25/12/2011 09:23 | Lien permanent | Commentaires (0) | Tags : eric hoelsi, hiver, russie, moscou, poutine

Après le Printemps arabe, un Hiver russe?

hoesli.pngCombien étaient-ils hier, sur la perspective Sakharov à Moscou? 50 000? 100 000? Assez en tous les cas pour démontrer qu’un mouvement civique a pris racine, que des citoyens croient de nouveau pouvoir influer sur le destin de leur pays. Après des années de relative indifférence et de passivité, la politique est de retour.

Il se passe quelque chose en Russie. Pour la première fois depuis l’effondrement de l’Union soviétique, deux nouvelles catégories sociales ont rejoint dans la rue les opposants de toujours que sont les communistes, les victimes de la misère sociale et les nostalgiques de grandeur. Les nouveaux venus du mécontentement sont issus de la classe moyenne, apparue sous l’ère Poutine, et de la jeunesse urbaine, la génération «RuNet», qui n’a jamais connu ni la dictature ni la peur et est accoutumée à la liberté du monde virtuel qu’elle fréquente. Ils sont révoltés par les fraudes, bien sûr. Mais, plus encore, ils sont écœurés par le cynisme du pouvoir et ses artifices, par la corruption omniprésente aussi.

Est-ce donc le début d’une révolution? Après le Printemps arabe, un Hiver russe? Les Occidentaux sont prompts à tirer un parallèle et se font quelques illusions sur l’avènement en Russie d’un régime libéral, enfin conforme à leurs vœux. Car, si les leaders libéraux sont omniprésents dans nos médias, ils sont moins respectés en Russie même. Les dernières élections l’ont montré: l’ensemble de toutes les formations libérales n’est pas parvenu à dépasser 4% des voix. Même en admettant une fraude massive, on est loin des 35% de suffrages rassemblés par les communistes et les nationalistes, eux aussi victimes des trucages mais véritables vainqueurs des élections à la Douma.

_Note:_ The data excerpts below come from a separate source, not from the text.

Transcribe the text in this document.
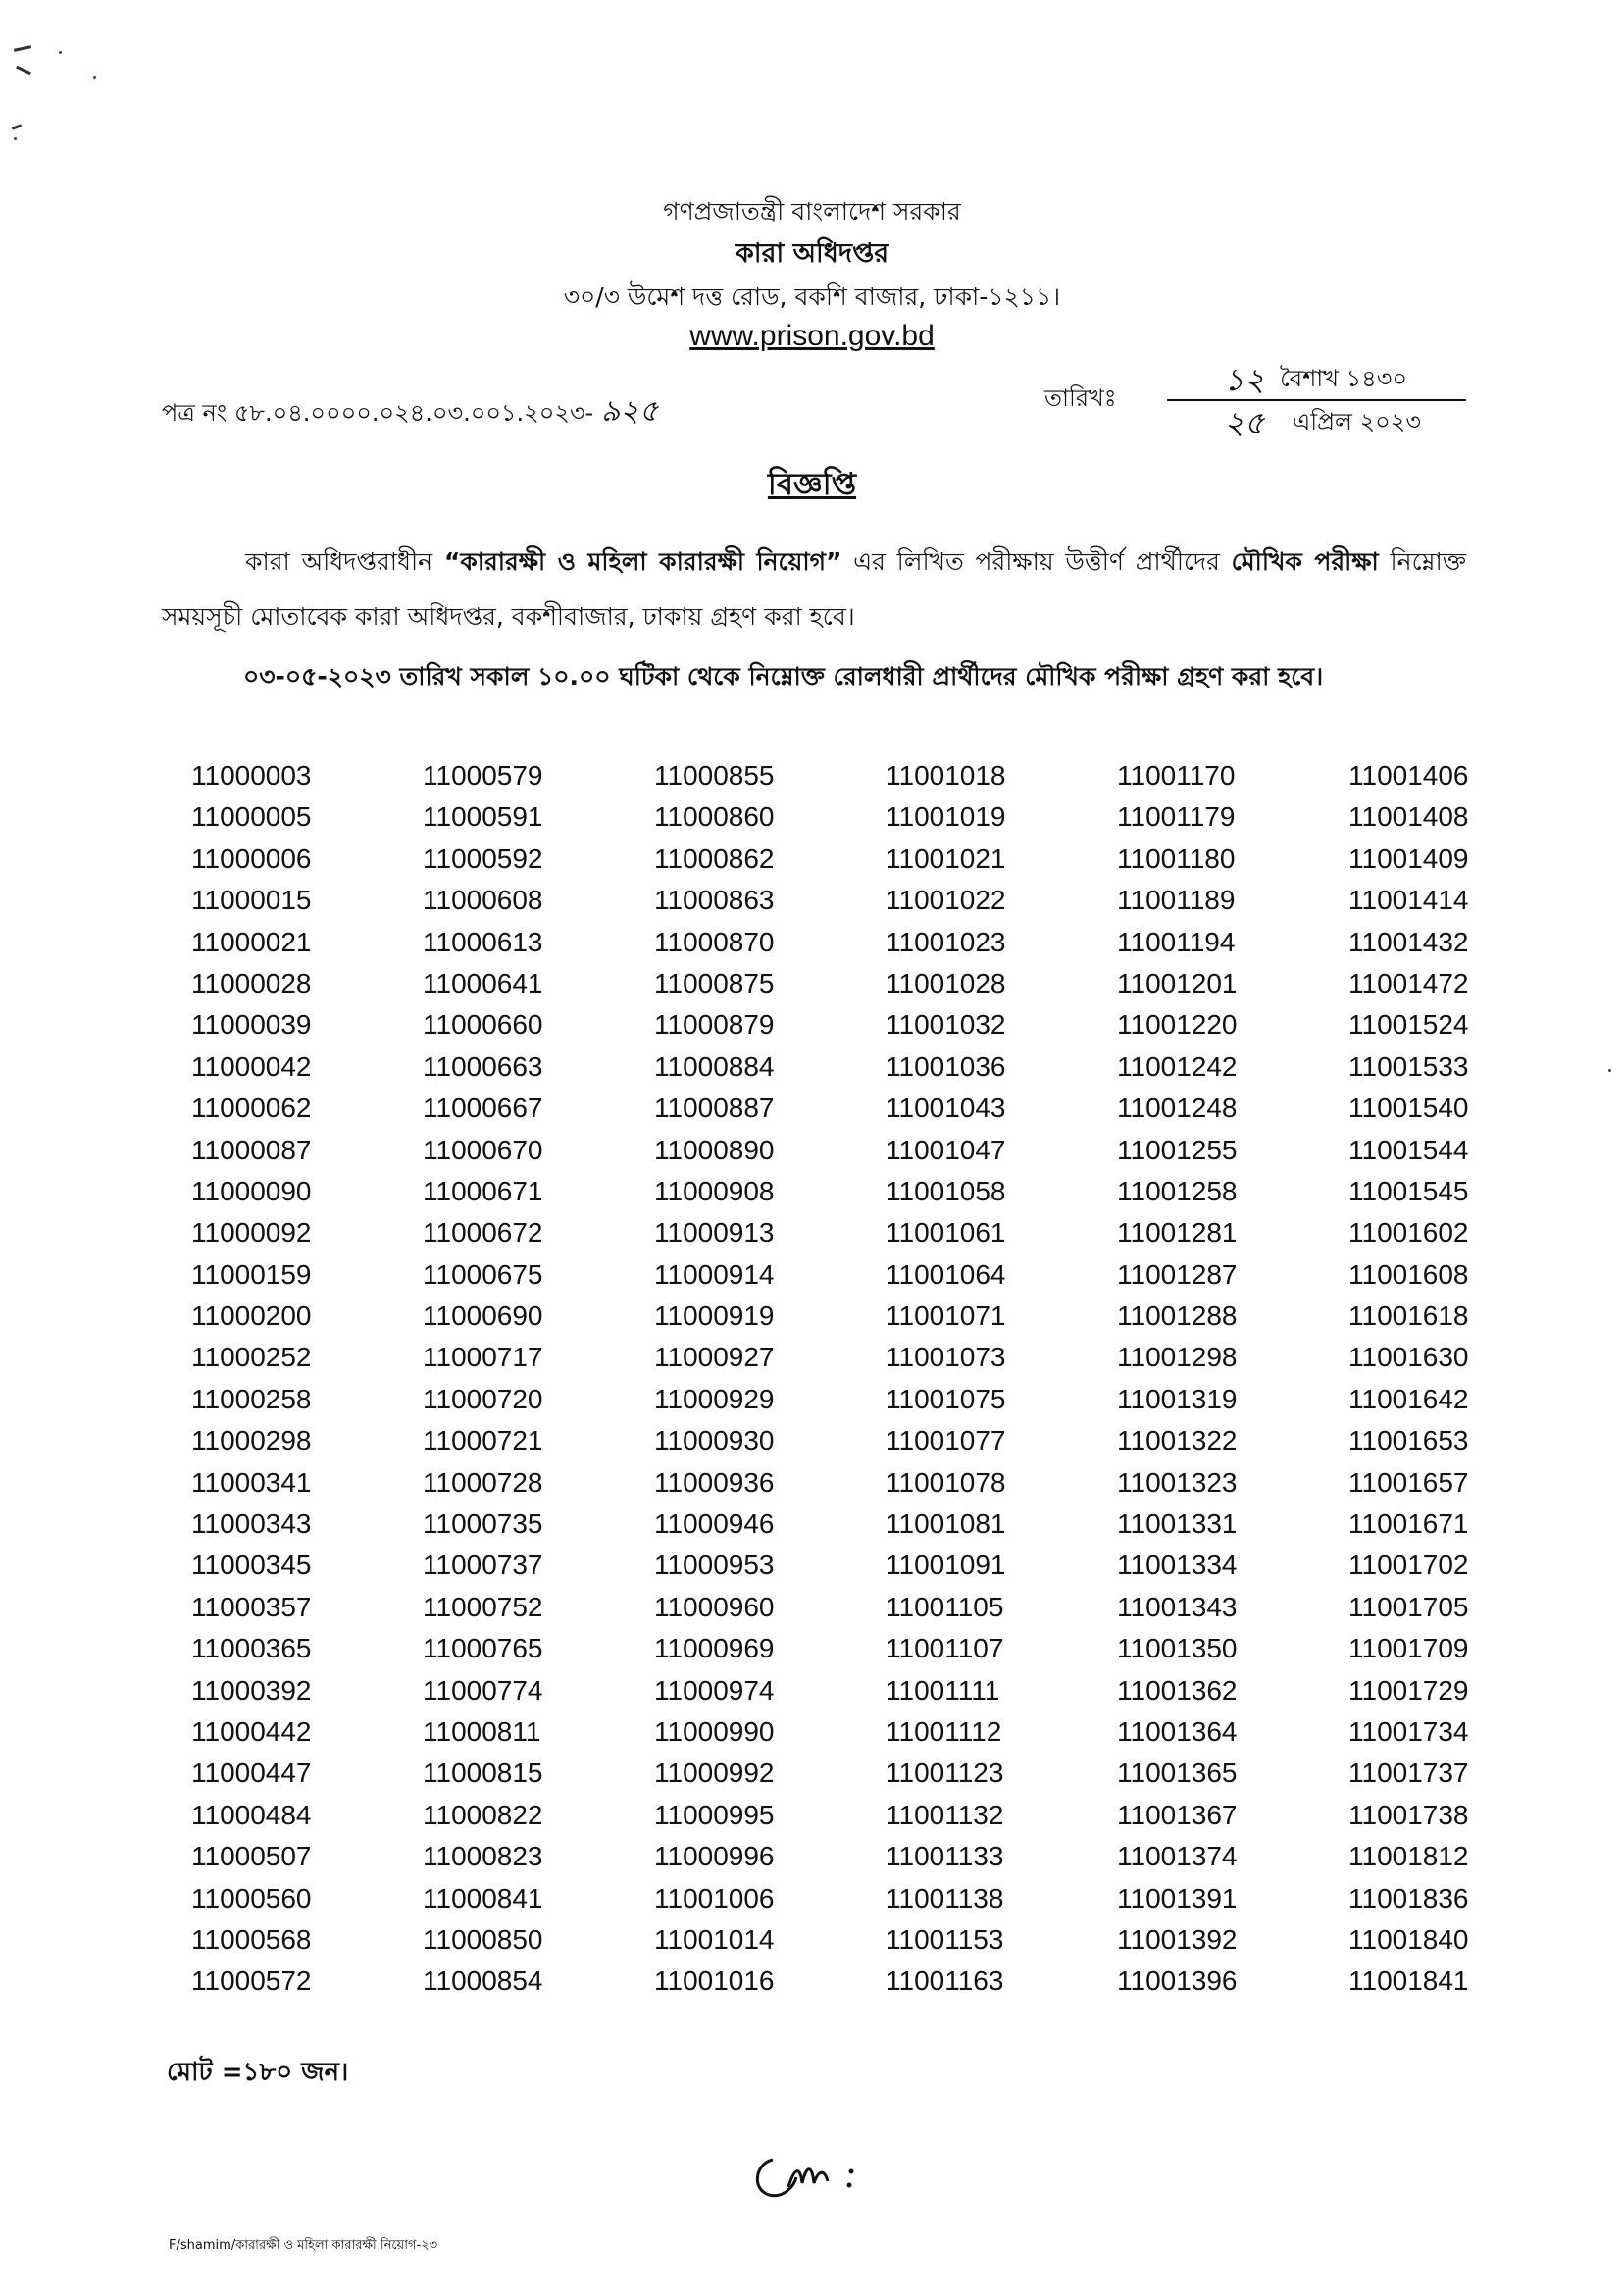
গণপ্রজাতন্ত্রী বাংলাদেশ সরকার
কারা অধিদপ্তর
৩০/৩ উমেশ দত্ত রোড, বকশি বাজার, ঢাকা-১২১১।
www.prison.gov.bd
পত্র নং ৫৮.০৪.০০০০.০২৪.০৩.০০১.২০২৩- ৯২৫	তারিখঃ	১২ বৈশাখ ১৪৩০
২৫ এপ্রিল ২০২৩
বিজ্ঞপ্তি
কারা অধিদপ্তরাধীন “কারারক্ষী ও মহিলা কারারক্ষী নিয়োগ” এর লিখিত পরীক্ষায় উত্তীর্ণ প্রার্থীদের মৌখিক পরীক্ষা নিম্নোক্ত সময়সূচী মোতাবেক কারা অধিদপ্তর, বকশীবাজার, ঢাকায় গ্রহণ করা হবে।
০৩-০৫-২০২৩ তারিখ সকাল ১০.০০ ঘটিকা থেকে নিম্নোক্ত রোলধারী প্রার্থীদের মৌখিক পরীক্ষা গ্রহণ করা হবে।
11000003
11000005
11000006
11000015
11000021
11000028
11000039
11000042
11000062
11000087
11000090
11000092
11000159
11000200
11000252
11000258
11000298
11000341
11000343
11000345
11000357
11000365
11000392
11000442
11000447
11000484
11000507
11000560
11000568
11000572
11000579
11000591
11000592
11000608
11000613
11000641
11000660
11000663
11000667
11000670
11000671
11000672
11000675
11000690
11000717
11000720
11000721
11000728
11000735
11000737
11000752
11000765
11000774
11000811
11000815
11000822
11000823
11000841
11000850
11000854
11000855
11000860
11000862
11000863
11000870
11000875
11000879
11000884
11000887
11000890
11000908
11000913
11000914
11000919
11000927
11000929
11000930
11000936
11000946
11000953
11000960
11000969
11000974
11000990
11000992
11000995
11000996
11001006
11001014
11001016
11001018
11001019
11001021
11001022
11001023
11001028
11001032
11001036
11001043
11001047
11001058
11001061
11001064
11001071
11001073
11001075
11001077
11001078
11001081
11001091
11001105
11001107
11001111
11001112
11001123
11001132
11001133
11001138
11001153
11001163
11001170
11001179
11001180
11001189
11001194
11001201
11001220
11001242
11001248
11001255
11001258
11001281
11001287
11001288
11001298
11001319
11001322
11001323
11001331
11001334
11001343
11001350
11001362
11001364
11001365
11001367
11001374
11001391
11001392
11001396
11001406
11001408
11001409
11001414
11001432
11001472
11001524
11001533
11001540
11001544
11001545
11001602
11001608
11001618
11001630
11001642
11001653
11001657
11001671
11001702
11001705
11001709
11001729
11001734
11001737
11001738
11001812
11001836
11001840
11001841
মোট =১৮০ জন।
F/shamim/কারারক্ষী ও মহিলা কারারক্ষী নিয়োগ-২৩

L’émergence du mouvement civique et sa force dans les grandes villes mettent néanmoins le régime au pouvoir face à un nouveau défi. Impossible de rester passif, il se doit de réagir. La cote de popularité de Vladimir Poutine ne cesse de baisser et atteint actuellement 52%. C’est dire que ce qui paraissait impensable il y a quelques semaines seulement, soit la nécessité d’un second tour au mois de mars prochain, est devenu un scénario vraisemblable sinon probable. Ce serait un rude coup porté à l’orgueil du favori et à son autorité.

Pour y parer, Poutine doit rassurer ses concitoyens: il dispose d’un excellent bilan à cet effet. Mais il doit aussi les convaincre de sa capacité d’écoute. L’une des victimes possibles de cet aménagement pourrait bien être Dmitri Medvedev lui-même. Poutine a désormais besoin d’une figure nouvelle pour l’accompagner, et Dmitri Medvedev, qui a profondément déçu les réformateurs, est aujourd’hui discrédité. Russie unie, le parti du pouvoir, est lui aussi promis à un sombre avenir. Simple prolongement de l’administration au Parlement, sans programme ni idéologie véritable, pitoyablement vaincue aux législatives malgré le soutien des autorités, Russie unie est un jouet cassé, un boulet, dont Vladimir Poutine ne devrait pas s’embarrasser longtemps. Le candidat à la présidence préférera sans doute appeler au soutien d’un large front dépassant les partis.

Enfin, dans la campagne qui commence, Vladimir Poutine pourra toujours miser sur la peur viscérale de l’instabilité ancrée chez ses concitoyens. Au XXe siècle, la Russie est passée par trois révolutions (1905, 1917 et 1991) qui ont toutes laissé de profonds traumatismes dans la société. La dernière est dans toutes les mémoires et a laissé le pays sur le carreau. Ils ne sont pas nombreux ceux qui sont disposés à tenter une nouvelle aventure. Si Vladimir Poutine parvient à se présenter comme alternative au désordre d’un «Hiver russe», le choix de l’électorat ne fera guère de doute.